Kenny J stated McCormick & Co Inc v McCormick (‘McCormick’):4
What is intended by the word "reputation" in s 60? The word is defined in The Macquarie Dictionary as follows:
reputation ... 1. the estimation in which a person or thing is held, esp. by the community or the public generally; repute ... 2. favourable repute; good name ... 3. A favourable and publicly recognised name or standing for merit, achievement, etc. ... 4. The estimation or name of being, having done, etc, something specified.
Cf. The Oxford English Dictionary. In s 60, the word is, I think, apt to refer to "the recognition of the McCormick & Co marks by the public generally".
Kenny J explained in McCormick how the reputation of a trade mark is established:5
In practice, it is commonplace to infer reputation from a high volume of sales, together with substantial advertising expenditures and other promotions, without any direct evidence of consumer appreciation of the mark, as opposed to the product: see, e.g., Isuzu-General Motors Australia Ltd v Jackeroo World Pty Ltd
4 [2000] FCA 1335; (2000) 51 IPR 102; [2000] AIPC 38-192 at [81].
5 Op cit at [81].
(1999) 47 IPR 198; Marks & Spencer plc v Effem Foods Pty Ltd (2000) AIPC 91- 560; Photo Disc Inc v Gibson (1998) 42 IPR 473; and RS Components Ltd v Holophane Corp (1999) 46 IPR 451. This Court has followed this approach as well, acknowledging that public awareness of and regard for a mark tends to correlate with appreciation of the products with which that mark is associated, as evidenced by sales volume, amongst other things. Thus, in Toddler Kindy Gymbaroo Pty Ltd v Gymboree Pty Ltd [2000] FCA 618 ("Gymboree"), Moore J accepted at [94] that the applicant had established a reputation for the purposes of s 60 solely on the basis of use and promotion of the relevant mark. Another example of this approach is Nettlefold Advertising Pty Ltd v Nettlefold Signs Pty Ltd (1997) 38 IPR 495 ("Nettlefold"), in which Heerey J relied upon the public visibility of the applicant's marks over approximately two decades as well as a
$100,000 promotional campaign in finding that a reputation for the purposes of s 28 of the 1955 Act existed.

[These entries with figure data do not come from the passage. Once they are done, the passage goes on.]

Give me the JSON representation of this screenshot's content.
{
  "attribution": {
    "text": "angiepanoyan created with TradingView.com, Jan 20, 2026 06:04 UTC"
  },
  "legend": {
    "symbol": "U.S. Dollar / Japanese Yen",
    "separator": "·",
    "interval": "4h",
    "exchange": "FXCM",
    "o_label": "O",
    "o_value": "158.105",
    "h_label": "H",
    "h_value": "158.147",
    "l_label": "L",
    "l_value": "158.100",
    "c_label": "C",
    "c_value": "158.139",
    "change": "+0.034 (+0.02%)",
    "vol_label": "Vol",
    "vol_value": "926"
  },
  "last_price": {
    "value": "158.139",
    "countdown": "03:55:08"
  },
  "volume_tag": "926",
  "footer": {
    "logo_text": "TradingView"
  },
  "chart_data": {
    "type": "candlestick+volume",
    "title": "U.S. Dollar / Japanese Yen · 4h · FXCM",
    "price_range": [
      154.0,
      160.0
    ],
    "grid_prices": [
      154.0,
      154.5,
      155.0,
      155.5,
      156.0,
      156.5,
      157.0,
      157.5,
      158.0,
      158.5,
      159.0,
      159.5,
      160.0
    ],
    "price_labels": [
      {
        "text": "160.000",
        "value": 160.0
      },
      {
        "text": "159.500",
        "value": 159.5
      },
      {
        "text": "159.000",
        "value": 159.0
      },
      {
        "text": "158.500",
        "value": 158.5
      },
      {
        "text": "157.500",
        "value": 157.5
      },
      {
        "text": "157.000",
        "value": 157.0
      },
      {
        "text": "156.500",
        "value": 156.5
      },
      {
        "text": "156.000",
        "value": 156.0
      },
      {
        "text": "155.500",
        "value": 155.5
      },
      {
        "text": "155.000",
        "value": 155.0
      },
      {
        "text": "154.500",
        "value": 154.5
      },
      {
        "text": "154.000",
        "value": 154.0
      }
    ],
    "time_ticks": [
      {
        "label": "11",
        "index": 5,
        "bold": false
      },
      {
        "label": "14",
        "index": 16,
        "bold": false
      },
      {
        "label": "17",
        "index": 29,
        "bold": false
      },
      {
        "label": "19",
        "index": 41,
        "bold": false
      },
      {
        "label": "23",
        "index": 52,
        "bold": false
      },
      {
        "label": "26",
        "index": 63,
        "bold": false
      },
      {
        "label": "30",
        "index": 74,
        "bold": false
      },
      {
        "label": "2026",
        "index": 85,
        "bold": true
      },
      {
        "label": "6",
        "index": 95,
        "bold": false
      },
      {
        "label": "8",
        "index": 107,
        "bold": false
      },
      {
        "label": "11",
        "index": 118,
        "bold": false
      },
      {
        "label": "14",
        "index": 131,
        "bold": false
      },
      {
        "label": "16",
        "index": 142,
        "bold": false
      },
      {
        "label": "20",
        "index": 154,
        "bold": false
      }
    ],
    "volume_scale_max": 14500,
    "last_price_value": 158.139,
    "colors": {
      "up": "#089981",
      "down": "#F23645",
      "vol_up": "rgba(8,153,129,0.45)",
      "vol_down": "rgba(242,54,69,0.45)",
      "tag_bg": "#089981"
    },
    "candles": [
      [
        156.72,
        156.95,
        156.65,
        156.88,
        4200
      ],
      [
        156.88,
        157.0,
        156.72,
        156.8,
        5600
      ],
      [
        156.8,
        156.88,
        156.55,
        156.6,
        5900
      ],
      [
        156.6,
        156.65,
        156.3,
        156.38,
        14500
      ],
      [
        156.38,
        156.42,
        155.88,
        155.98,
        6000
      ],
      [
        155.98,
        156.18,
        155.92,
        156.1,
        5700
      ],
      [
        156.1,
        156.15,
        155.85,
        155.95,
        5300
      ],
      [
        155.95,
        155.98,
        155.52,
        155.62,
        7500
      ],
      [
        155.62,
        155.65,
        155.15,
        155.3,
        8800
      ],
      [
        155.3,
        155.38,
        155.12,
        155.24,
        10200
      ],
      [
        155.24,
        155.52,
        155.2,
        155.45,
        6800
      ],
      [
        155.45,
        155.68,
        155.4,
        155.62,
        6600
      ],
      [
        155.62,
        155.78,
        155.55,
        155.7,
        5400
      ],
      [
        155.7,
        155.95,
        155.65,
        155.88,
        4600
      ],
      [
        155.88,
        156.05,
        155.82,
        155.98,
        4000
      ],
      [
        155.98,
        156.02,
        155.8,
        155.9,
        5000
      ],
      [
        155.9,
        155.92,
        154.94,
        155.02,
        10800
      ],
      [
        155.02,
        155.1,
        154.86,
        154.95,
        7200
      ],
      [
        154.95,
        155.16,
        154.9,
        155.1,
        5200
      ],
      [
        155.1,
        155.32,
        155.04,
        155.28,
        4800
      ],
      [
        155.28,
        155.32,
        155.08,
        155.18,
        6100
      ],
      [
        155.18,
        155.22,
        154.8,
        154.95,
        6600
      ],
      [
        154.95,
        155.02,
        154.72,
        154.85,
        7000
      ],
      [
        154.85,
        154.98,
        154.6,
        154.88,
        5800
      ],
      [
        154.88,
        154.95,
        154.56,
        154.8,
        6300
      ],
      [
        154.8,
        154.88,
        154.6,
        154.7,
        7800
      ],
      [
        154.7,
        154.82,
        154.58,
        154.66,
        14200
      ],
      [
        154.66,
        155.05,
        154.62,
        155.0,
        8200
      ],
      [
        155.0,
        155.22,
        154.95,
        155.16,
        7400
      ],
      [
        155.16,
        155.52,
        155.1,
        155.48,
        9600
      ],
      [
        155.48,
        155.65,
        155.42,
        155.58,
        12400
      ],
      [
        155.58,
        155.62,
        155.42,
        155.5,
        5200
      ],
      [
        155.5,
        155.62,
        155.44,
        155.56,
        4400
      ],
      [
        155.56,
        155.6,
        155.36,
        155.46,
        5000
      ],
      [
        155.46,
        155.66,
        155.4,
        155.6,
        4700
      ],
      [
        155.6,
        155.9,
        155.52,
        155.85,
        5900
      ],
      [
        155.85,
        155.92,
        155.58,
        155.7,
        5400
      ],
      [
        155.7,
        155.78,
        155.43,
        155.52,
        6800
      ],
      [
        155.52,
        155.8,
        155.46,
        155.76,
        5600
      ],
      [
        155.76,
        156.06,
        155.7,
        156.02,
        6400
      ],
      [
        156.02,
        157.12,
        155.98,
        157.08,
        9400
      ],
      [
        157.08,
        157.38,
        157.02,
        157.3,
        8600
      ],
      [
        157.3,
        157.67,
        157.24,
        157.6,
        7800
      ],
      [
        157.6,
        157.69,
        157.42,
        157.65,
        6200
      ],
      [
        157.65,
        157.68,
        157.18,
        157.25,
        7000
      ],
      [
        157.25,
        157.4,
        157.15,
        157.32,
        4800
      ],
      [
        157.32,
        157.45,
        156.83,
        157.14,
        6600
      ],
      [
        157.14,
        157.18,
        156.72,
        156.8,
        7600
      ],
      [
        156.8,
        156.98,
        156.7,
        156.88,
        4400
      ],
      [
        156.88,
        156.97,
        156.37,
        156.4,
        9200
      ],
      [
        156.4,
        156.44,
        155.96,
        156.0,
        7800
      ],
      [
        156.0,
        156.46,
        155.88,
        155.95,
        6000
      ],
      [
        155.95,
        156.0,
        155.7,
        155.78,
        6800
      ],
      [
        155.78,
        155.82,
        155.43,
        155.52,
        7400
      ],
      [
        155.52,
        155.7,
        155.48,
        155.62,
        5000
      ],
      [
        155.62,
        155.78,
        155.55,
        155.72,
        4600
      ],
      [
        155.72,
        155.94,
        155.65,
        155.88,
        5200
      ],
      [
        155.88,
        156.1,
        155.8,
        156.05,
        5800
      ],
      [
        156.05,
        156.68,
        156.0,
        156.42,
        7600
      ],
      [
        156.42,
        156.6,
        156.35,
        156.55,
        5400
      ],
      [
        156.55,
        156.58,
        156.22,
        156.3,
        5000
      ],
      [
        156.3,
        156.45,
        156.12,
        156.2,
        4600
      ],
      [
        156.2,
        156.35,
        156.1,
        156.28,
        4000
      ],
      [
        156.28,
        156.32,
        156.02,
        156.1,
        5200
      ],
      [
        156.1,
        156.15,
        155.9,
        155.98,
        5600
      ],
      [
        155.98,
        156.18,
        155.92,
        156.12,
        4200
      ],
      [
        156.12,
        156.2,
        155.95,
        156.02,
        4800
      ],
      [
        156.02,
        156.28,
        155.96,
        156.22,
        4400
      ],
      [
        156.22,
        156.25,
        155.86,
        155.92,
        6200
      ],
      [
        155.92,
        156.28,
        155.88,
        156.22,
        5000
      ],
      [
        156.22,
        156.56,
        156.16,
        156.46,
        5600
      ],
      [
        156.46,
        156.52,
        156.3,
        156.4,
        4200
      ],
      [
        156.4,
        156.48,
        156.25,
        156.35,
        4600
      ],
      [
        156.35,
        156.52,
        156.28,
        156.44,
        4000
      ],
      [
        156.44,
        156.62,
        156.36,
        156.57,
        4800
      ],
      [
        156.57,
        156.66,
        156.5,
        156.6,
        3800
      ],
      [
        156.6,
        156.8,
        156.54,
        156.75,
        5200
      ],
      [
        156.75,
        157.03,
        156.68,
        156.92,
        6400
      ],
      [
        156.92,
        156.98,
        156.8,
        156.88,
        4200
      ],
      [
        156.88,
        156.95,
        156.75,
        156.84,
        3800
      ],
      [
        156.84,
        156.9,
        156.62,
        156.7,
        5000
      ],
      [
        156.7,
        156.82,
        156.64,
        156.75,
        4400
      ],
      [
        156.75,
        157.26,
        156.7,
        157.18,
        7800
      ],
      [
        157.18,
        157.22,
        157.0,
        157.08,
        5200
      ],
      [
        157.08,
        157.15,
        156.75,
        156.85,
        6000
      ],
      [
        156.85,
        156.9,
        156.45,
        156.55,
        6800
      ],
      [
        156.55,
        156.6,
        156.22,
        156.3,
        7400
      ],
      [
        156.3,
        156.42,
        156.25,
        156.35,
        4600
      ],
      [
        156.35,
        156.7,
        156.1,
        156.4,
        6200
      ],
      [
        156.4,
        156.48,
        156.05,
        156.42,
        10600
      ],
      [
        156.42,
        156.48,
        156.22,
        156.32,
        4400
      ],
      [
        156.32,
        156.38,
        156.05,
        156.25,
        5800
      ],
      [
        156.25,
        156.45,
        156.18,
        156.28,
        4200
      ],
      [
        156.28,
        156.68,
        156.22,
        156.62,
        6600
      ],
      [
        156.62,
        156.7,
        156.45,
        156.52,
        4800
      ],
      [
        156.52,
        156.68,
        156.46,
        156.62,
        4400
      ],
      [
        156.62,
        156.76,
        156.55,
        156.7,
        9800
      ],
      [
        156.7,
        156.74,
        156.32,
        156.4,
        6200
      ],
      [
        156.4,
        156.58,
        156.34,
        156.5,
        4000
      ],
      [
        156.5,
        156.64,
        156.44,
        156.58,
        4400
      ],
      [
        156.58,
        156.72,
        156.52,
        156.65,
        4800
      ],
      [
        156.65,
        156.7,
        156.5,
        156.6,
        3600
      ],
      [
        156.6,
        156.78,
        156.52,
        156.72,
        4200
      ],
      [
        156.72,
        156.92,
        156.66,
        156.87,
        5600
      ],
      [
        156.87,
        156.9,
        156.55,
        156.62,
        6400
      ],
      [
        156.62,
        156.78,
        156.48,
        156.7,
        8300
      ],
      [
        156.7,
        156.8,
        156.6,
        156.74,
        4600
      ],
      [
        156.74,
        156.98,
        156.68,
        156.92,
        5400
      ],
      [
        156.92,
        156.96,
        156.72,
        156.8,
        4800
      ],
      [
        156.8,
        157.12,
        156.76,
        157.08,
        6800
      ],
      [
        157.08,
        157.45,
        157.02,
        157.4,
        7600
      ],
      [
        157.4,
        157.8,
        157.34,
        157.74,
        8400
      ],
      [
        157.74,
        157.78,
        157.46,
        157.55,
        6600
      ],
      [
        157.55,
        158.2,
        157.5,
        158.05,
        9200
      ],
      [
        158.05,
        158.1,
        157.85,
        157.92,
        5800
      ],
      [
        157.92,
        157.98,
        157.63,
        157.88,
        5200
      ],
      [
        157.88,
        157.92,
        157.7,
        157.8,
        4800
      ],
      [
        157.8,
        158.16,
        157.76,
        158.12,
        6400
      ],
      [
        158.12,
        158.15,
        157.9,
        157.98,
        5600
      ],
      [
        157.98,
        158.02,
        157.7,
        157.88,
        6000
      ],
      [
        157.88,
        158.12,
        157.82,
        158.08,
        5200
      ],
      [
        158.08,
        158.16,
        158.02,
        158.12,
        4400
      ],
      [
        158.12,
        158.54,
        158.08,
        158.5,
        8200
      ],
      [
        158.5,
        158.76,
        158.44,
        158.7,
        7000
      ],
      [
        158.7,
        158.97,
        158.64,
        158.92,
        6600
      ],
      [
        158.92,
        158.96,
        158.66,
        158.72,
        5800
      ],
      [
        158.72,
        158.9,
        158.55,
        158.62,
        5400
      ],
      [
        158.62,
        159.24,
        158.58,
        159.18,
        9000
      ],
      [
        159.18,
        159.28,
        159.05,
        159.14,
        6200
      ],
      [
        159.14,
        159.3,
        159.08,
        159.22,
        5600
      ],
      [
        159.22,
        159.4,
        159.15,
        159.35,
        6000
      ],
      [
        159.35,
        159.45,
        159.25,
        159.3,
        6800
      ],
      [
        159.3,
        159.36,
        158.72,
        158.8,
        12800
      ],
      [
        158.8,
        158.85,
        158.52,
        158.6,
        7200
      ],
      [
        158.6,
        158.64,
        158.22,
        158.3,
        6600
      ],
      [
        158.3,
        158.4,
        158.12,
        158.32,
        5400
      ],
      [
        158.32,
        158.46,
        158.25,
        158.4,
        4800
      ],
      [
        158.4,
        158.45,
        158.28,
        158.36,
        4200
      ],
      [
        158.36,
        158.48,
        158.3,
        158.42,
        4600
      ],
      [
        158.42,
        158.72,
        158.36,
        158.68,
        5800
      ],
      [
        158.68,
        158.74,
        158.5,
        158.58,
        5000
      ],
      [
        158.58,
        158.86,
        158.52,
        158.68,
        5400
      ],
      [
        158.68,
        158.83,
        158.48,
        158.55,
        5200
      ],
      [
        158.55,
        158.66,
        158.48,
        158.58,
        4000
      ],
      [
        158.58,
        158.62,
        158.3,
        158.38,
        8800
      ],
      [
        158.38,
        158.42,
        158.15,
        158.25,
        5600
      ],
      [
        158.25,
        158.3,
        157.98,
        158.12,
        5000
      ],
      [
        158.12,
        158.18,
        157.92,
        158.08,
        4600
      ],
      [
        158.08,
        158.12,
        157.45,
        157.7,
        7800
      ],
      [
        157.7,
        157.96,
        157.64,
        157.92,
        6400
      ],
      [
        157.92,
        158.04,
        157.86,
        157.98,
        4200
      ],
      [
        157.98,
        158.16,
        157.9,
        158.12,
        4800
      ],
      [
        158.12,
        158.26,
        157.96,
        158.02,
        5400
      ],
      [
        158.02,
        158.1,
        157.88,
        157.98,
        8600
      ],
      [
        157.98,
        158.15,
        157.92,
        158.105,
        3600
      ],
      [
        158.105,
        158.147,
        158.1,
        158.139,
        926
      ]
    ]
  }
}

The Opponent has filed no evidence of the reputation of the trade mark(s) upon which it relies. The ground under section 60 is not established.
Section 42
Statement of Grounds and Particulars
In its Statement of Grounds and Particulars the Opponent asserts:
Use and registration of the trade mark would be contrary to sections 18 and 29 of the Australian Consumer Law found at Schedule 2 of the Competition and Consumer Act 2010 (Cth) because IS DONGSEO CO., LTD's use and registration is likely to mislead or deceive consumers in Australia into thinking that the services provided by reference to the trade mark have the sponsorship or approval of USpa Corporation Pty Ltd and/or that IS DONGSEO CO., LTD has the sponsorship of, approval of or an affiliation with USpa Corporation Pty Ltd.
Consideration
Section 42 of the Act relevantly provides:
42 Trade mark scandalous or its use contrary to law
An application for the registration of a trade mark must be rejected if: […]
(b) its use would be contrary to law.
The Opponent has not filed evidence of the reputation of its trade mark(s) which is a prerequisite to the foundation of this ground.
The Opponent has not established its ground under section 42 of the Act.
Decision
Section 55 of the Act relevantly provides:
55 Decision
(1) Unless subsection (3) applies to the proceedings, the Registrar must, at the end, decide:
(a) to refuse to register the trade mark; or
(b) to register the trade mark (with or without conditions or limitations) in respect of the goods and/or services then specified in the application;
having regard to the extent (if any) to which any ground on which the application was opposed has been established.
Note: For limitations see section 6.
The opposition to registration has not been established.
The trade mark application may then proceed to registration one month from the date of this decision. If the Registrar has been served with a notice of appeal before that time, I direct that registration shall not occur until the appeal has been decided or discontinued and that the disposition of the application should be in accordance with the court’s order or direction.